"Quero imaginar sob que novos traços o despotismo poderia produzir-se no mundo... Depois de ter colhido em suas mãos poderosas cada indivíduo e de moldá-los a seu gosto, o governo estende seus braços sobre toda a sociedade... Não quebra as vontades, mas as amolece, submete e dirige... Raramente força a agir, mas opõe-se sem cessar a que se aja; não destrói, impede que se nasça; não tiraniza, incomoda, oprime, extingue, abestalha e reduz enfim cada nação a não ser mais que um rebanho de animais tímidos, do qual o governo é o pastor. (...)
A imprensa é, por excelência, o instrumento democrático da liberdade." Alexis de Tocqueville
(1805-1859)

"A democracia é a pior forma de governo imaginável, à exceção de todas as outras que foram experimentadas." Winston Churchill.

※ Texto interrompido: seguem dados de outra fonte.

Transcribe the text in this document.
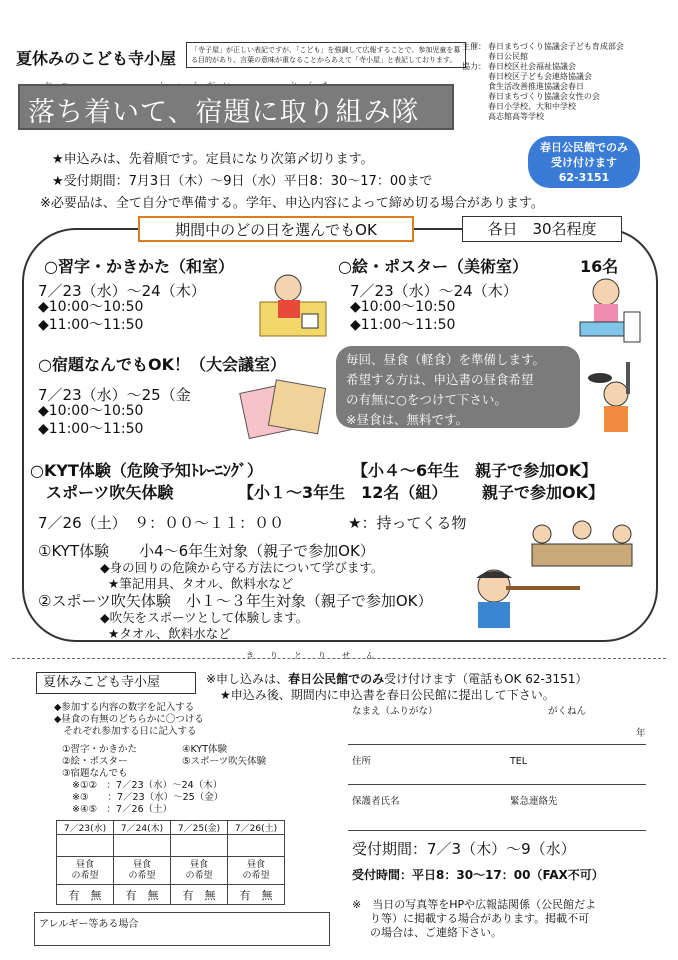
夏休みのこども寺小屋	「寺子屋」が正しい表記ですが、「こども」を強調して広報することで、参加児童を募る目的があり、言葉の意味が重なることからあえて「寺小屋」と表記しております。
主催： 春日まちづくり協議会子ども育成部会
春日公民館
協力： 春日校区社会福祉協議会
春日校区子ども会連絡協議会
食生活改善推進協議会春日
春日まちづくり協議会女性の会
春日小学校、大和中学校
高志館高等学校
落ち着いて、宿題に取り組み隊
★申込みは、先着順です。定員になり次第〆切ります。
★受付期間：7月3日（木）～9日（水）平日8：30～17：00まで
※必要品は、全て自分で準備する。学年、申込内容によって締め切る場合があります。
春日公民館でのみ
受け付けます
62-3151
期間中のどの日を選んでもOK	各日　30名程度
○習字・かきかた（和室）
7／23（水）～24（木）
◆10:00～10:50
◆11:00～11:50
○絵・ポスター（美術室）	16名
7／23（水）～24（木）
◆10:00～10:50
◆11:00～11:50
○宿題なんでもOK！（大会議室）
7／23（水）～25（金
◆10:00～10:50
◆11:00～11:50
毎回、昼食（軽食）を準備します。
希望する方は、申込書の昼食希望
の有無に○をつけて下さい。
※昼食は、無料です。
○KYT体験（危険予知ﾄﾚｰﾆﾝｸﾞ）	【小４～6年生　親子で参加OK】
スポーツ吹矢体験	【小１～3年生　12名（組） 親子で参加OK】
7／26（土）　９：００～１１：００	★：持ってくる物
①KYT体験　　小4～6年生対象（親子で参加OK）
◆身の回りの危険から守る方法について学びます。
★筆記用具、タオル、飲料水など
②スポーツ吹矢体験　小１～３年生対象（親子で参加OK）
◆吹矢をスポーツとして体験します。
★タオル、飲料水など
き　　り　　と　　り　　せ　　ん
夏休みこども寺小屋	※申し込みは、春日公民館でのみ受け付けます（電話もOK 62-3151）
★申込み後、期間内に申込書を春日公民館に提出して下さい。
◆参加する内容の数字を記入する
◆昼食の有無のどちらかに〇つける
　それぞれ参加する日に記入する
①習字・かきかた	④KYT体験
②絵・ポスター	⑤スポーツ吹矢体験
③宿題なんでも
※①②　：7／23（水）～24（木）
※③　　：7／23（水）～25（金）
※④⑤　：7／26（土）
7／23(水)	7／24(木)	7／25(金)	7／26(土)

昼食
の希望	昼食
の希望	昼食
の希望	昼食
の希望
有　無	有　無	有　無	有　無
アレルギー等ある場合
なまえ（ふりがな）	がくねん
年
住所	TEL
保護者氏名	緊急連絡先
受付期間：7／3（木）～9（水）
受付時間：平日8：30～17：00（FAX不可）
※　当日の写真等をHPや広報誌関係（公民館だよ
り等）に掲載する場合があります。掲載不可
の場合は、ご連絡下さい。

quarta-feira, 23 de julho de 2014

O BOLIVARIANISMO MÁGICO

Para os venezuelanos, atordoados com os rumos do Socialismo do Século 21, o Aeroporto Internacional de Maiquetía em Caracas representa um bafo de ar puro. Por isso mesmo, os fiadores da República Bolivariana inventaram a última boa nova: um imposto para respirar.

No dia 1.º de julho, o governo do presidente Nicolás Maduro começou a recolher 127 bolívares, equivalente a US$20, de cada passageiro que embarcar no maior aeroporto do país. É que o sistema de ventilação de Maiquetía, construído em 1945, foi modernizado para zelar pelos pulmões da nação. Os companheiros engenheiros inventaram de injetar no ar condicionado doses concentradas de ozônio, para matar as bactérias aéreas e deixar impoluto o ambiente do portal principal do país.

Os venezuelanos taparam nariz. Há tempos, aprenderam a diferença entre inovação e perfumaria e sabem que a revolução não virá por imposto. Aliás, tão logo que nasceu, a taxa do ozônio já dobrou, chegando a 250 bolívares. "Logo devem começar a cobrar para atravessar a rua", tuitou um passageiro inconformado na semana passada.

Novas ideia, paridas por decreto, promessas de glória e vida renovada, tudo cortesia do pioneirismo bolivariano e do bolso do contribuinte. Os venezuelanos já conhecem esse roteiro. O governo Maduro congelou preços para tentar conter a inflação e, pronto, sumiu com o papel higiênico. Fez da petroleira PDVSA uma caixa eletrônica para custear miragens sociais e converteu bonança em rombo nacional.

Alquimia pelo avesso e exotismo são a marca do laboratório bolivariano, que nasceu com Hugo Chávez e hipertrofiou na mão de Maduro. Para distinguir sua proposta daquela do capitalismo "neocolonial", Hugo Chávez retalhou a iconografia nacional. Redesenhou a bandeira nacional para que o cavalo branco no seu escudo galopasse para a esquerda e não mais para a direita. Atrasou os relógios em meia hora para contrariar a cronometragem "imperialista" e ordenou aos ministros que fizessem o juramento erguendo a mão esquerda. Seu website preferido, aporrea.org, até fala em copyleft e não copyright.

Morto de câncer no ano passado, Chávez sempre encantou seus compatriotas misturando blagues e estripulias num grande teatro político. Sem a lábia nem a presença de palco do seu comandante, Maduro recorre à empulhação. Segundo ele, o líder falecido lhe teria visitado na forma de um pássaro e, depois, aparecido com o rosto esculpido nas escavações do metrô de Caracas.

Quando não está conjurando o comandante do além túmulo, Maduro se ocupa em remexer no organograma e no calendário. Criou o Ministério da Felicidade Social e, para capitalizar a comoção em torno do líder beato, decretou um novo feriado, o Dia de Lealdade e Amor ao Comandante Supremo Hugo Chávez. E para adoçar o suor dos trabalhadores, antecipou em três semanas a comemoração do Natal, adiantando o décimo terceiro para todos os companheiros do gigante setor público.

A moda arrisca pegar. Em junho, o presidente da Bolívia, Evo Morales, acólito do chavismo, mandou inverter os relógios, para que os ponteiros circulassem do número 1 ao 12, da direita para a esquerda. Segundo o chanceler boliviano, David Choquehuanca, a reforma é uma resposta ao imperialismo gringo e à cronocracia das nações do Hemisfério Norte, que querem mandar até no sol. "Afinal, comemoramos o solstício de inverno em junho", disse Choquehuanca.

Quem disse que o realismo mágico morreu?